J'ai cherché inutilement dans Thiers et dans Michelet la sommation faite à la ville par le duc de Brunswick. Plus heureux qu'eux, lorsque je me suis rendu à Verdun pour y chercher la trace de mes héros, j'ai retrouvé cette sommation entière. Comme on y rencontre le caractère orgueilleux du Prussien, et ses menaces farouches suivies de cet inexplicable repos, incompréhensible pour tous ceux qui n'en ont pas reconnu comme nous la véritable cause, c'est-à-dire le suicide de la volonté dans l'excès des plaisirs, nous donnons ici cette sommation tout entière.

La voici:

Les sentiments d'équité et de justice qui animent Leurs Majestés l'empereur et le roi de Prusse, ont suspendu les opérations qu'elles auraient pu ordonner pour mettre sur-le-champ la ville en leur pouvoir. Elles désirent prévenir autant qu'il est en elles l'effusion du sang. En conséquence, j'offre à la garnison de livrer aux troupes prussiennes les portes de la ville et celles de la citadelle, de sortir dans les vingt-quatre heures avec armes et bagages, à l'exception de l'artillerie. Dans ce cas, elle et les habitants seront mis sous la protection de Leurs Majestés Impériale et Royale; mais si elles rejetaient cette offre généreuse, elles ne tarderaient pas d'éprouver les malheurs qui seraient les suites naturelles de ce refus: elles seraient soumises à une exécution militaire et les habitants livrés à toutes les fureurs du soldat.

BRUNSWICK.

Marceau rassembla ses hommes. Jacques Mérey se mit à la tête des notables dans les rangs des gardes nationaux, et l'on se massa derrière la porte de France, de manière qu'il n'y eût plus qu'à l'ouvrir au moment donné. Une sentinelle placée sur les remparts devait indiquer le moment où Galbaud attaquerait de son côté.

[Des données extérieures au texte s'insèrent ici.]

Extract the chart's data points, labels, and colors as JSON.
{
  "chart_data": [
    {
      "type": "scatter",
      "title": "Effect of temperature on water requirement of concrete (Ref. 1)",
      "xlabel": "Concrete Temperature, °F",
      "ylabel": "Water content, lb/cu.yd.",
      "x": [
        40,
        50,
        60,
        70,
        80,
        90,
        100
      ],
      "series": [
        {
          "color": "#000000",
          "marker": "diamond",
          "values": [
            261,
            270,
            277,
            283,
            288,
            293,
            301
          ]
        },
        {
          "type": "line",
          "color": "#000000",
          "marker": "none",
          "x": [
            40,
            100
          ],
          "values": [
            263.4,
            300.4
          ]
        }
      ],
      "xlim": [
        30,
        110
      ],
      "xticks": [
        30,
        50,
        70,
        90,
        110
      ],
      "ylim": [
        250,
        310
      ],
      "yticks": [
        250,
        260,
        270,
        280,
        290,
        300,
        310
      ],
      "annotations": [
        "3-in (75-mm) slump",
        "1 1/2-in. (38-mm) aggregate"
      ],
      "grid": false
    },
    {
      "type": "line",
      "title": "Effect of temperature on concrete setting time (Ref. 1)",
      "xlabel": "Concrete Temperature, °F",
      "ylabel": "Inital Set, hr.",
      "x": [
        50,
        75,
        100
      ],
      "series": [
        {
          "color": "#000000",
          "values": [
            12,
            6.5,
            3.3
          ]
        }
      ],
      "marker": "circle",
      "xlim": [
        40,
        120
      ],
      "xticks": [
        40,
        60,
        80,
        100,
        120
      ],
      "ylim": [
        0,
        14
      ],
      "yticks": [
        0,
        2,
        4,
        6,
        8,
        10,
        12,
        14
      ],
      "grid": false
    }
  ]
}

Au premier coup de fusil des tirailleurs de Galbaud, la porte s'ouvrit; la cavalerie se porta en avant et l'infanterie de la garnison et la garde nationale se jetèrent de chaque côté par Jardin-Fontaine et Thierville.

À la côte de Varennes, on rencontra l'ennemi.

Par malheur, il avait eu le temps de faire filer sur ce point des renforts considérables, et particulièrement la cavalerie des émigrés.

Le combat fut acharné des deux côtés; les deux troupes patriotes furent lancées à plusieurs reprises l'une au-devant de l'autre. Jacques Mérey en arriva un moment à voir reluire les baïonnettes de Galbaud; mais rien ne put rompre la haie vivante placée entre les deux armées pour les empêcher de se rejoindre.